Die EMDR-Behandlung zielt darauf ab, die Folgen belastender und traumatischer Erfahrungen, auch im Beziehungsbereich, zu verarbeiten und zu überwinden. Nach den Forschungsergebnissen, auf denen EMDR beruht, muss die Behandlung darauf abzielen, a) zu erkennen und zu verstehen, wie vergangene traumatische Erfahrungen den aktuellen Gesundheitszustand der Patient*innen beeinflussen, und b) den Patient*innen dabei zu helfen, die aktuellen Symptome zu bewältigen, und sie auf zukünftige Angstsituationen vorzubereiten. Auf diese Weise werden nicht nur die Symptome bekämpft, sondern die allgemeine Lebensfähigkeit und -qualität der Betroffenen verbessert und somit deren Wohlbefinden und psychische Gesundheit gefördert.
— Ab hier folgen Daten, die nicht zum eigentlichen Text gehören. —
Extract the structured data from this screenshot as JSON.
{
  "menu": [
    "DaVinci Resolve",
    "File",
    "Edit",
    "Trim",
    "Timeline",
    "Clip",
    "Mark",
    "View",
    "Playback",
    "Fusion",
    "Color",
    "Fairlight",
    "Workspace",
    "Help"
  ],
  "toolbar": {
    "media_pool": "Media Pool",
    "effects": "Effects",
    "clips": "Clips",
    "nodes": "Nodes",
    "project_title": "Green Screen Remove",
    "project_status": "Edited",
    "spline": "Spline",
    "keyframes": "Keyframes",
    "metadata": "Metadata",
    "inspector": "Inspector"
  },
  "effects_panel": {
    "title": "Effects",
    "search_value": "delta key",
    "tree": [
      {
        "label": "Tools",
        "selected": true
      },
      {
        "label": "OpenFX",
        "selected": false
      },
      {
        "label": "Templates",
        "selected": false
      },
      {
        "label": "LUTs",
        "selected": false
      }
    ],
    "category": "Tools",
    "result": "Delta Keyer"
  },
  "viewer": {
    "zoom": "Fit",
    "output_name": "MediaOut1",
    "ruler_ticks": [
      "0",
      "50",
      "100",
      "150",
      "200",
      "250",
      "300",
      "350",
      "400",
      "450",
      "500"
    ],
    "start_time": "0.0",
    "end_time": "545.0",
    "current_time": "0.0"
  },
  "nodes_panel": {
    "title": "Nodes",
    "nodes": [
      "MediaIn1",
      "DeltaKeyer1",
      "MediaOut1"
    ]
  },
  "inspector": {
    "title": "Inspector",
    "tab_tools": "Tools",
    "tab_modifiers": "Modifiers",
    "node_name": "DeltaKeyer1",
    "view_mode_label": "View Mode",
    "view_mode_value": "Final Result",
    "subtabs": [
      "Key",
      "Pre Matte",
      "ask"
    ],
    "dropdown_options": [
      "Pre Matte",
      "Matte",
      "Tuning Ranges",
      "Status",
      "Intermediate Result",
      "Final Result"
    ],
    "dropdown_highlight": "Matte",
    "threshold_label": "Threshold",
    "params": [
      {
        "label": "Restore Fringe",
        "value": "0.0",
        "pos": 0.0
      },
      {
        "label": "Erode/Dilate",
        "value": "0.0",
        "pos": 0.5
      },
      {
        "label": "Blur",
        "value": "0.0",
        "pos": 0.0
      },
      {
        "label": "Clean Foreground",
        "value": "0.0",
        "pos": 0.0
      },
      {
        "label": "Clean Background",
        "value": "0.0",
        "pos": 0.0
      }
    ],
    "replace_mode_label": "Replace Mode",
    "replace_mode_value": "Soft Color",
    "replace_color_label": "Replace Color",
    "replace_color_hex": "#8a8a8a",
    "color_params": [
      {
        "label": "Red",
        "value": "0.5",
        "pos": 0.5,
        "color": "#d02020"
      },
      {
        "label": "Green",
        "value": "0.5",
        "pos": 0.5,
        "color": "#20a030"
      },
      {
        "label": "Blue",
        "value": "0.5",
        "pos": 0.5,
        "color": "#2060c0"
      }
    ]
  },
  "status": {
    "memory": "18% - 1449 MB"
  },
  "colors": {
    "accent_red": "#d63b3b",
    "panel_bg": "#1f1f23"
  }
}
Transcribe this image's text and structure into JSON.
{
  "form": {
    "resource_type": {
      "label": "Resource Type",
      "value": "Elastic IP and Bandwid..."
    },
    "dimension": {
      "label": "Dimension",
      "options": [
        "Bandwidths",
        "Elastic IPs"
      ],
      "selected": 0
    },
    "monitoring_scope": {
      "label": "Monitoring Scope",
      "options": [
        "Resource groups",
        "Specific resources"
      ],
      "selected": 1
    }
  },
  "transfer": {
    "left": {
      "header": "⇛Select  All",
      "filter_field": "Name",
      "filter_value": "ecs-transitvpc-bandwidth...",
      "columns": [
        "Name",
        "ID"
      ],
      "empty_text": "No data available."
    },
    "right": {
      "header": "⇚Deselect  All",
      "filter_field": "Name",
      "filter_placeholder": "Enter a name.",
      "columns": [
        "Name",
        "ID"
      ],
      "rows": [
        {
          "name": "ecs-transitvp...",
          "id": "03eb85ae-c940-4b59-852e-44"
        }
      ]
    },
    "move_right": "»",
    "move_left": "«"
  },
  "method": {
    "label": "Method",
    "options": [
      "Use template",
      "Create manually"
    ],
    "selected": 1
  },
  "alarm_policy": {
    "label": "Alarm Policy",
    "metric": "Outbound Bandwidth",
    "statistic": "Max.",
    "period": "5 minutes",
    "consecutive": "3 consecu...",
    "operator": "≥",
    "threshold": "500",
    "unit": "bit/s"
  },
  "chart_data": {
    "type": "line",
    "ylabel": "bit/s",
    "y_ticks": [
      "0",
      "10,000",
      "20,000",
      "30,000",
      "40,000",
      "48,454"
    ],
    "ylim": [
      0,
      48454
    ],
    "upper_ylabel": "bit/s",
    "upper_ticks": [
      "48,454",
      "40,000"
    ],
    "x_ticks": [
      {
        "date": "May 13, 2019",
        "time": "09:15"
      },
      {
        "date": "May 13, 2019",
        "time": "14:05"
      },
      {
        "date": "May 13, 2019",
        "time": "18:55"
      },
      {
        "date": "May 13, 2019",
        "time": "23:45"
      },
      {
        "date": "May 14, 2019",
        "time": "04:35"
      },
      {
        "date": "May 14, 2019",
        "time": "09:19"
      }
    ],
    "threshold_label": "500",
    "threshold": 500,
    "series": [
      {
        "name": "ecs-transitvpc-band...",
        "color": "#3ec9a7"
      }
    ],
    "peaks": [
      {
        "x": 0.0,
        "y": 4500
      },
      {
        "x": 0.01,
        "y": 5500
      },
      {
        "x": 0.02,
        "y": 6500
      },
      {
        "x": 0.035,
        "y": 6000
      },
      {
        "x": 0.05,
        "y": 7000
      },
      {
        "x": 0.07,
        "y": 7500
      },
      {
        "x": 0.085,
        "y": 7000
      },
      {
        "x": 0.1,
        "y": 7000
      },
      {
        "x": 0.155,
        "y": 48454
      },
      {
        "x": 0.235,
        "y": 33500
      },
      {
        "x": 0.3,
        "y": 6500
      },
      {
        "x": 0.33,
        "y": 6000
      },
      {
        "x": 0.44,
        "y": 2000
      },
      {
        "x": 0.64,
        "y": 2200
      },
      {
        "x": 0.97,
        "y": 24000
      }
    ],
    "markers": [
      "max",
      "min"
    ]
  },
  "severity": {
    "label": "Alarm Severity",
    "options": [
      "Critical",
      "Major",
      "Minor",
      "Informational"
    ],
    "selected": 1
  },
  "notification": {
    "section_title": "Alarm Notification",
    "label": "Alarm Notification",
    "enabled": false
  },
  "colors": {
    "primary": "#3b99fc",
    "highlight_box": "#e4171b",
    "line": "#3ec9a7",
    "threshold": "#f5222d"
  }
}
Der Schwerpunkt bei EMDR liegt auf der Erinnerung an das traumatische Erlebnis, da dieser Ansatz die posttraumatischen Störungen als Ergebnis einer dysfunktionalen Kodierung und Speicherung des traumatischen Erlebnisses im Gedächtnis betrachtet. Deshalb werden die negativen und beständigen Emotionen, Überzeugungen und Gefühle, die nach einem traumatischen Ereignis auftreten können, als Ergebnis der im Gedächtnis gespeicherten Erinnerung auf eine gestörte Weise empfunden. Die Ursache des Leidens ist also nicht mehr die vergangene Erfahrung, sondern die Erinnerung daran und die unverarbeiteten traumatischen Informationen, die im Gedächtnis gespeichert sind. EMDR zeichnet sich durch den Einsatz zweiseitiger und alternierender Stimulationen aus, entweder mit Augenbewegungen oder mit anderen Formen der wechselweisen Reizgebung auf links und rechts, während Patient*innen aufgefordert werden, die Erinnerung an die traumatische Erfahrung in all ihren Einzelheiten abzurufen. Auf diese Weise reaktiviert EMDR durch den Zugang zur Erinnerung und die abwechselnde beidseitige Stimulation den natürlichen Prozess der adaptiven Informationsverarbeitung (AIP). Dieser war zum Zeitpunkt der Exposition aufgrund von neurophysiologischen und neurobiologischen Mechanismen blockiert, die mit den für die traumatische Erfahrung typischen sensorischen, kognitiven, emotionalen und körperlichen Funktionen verbunden waren.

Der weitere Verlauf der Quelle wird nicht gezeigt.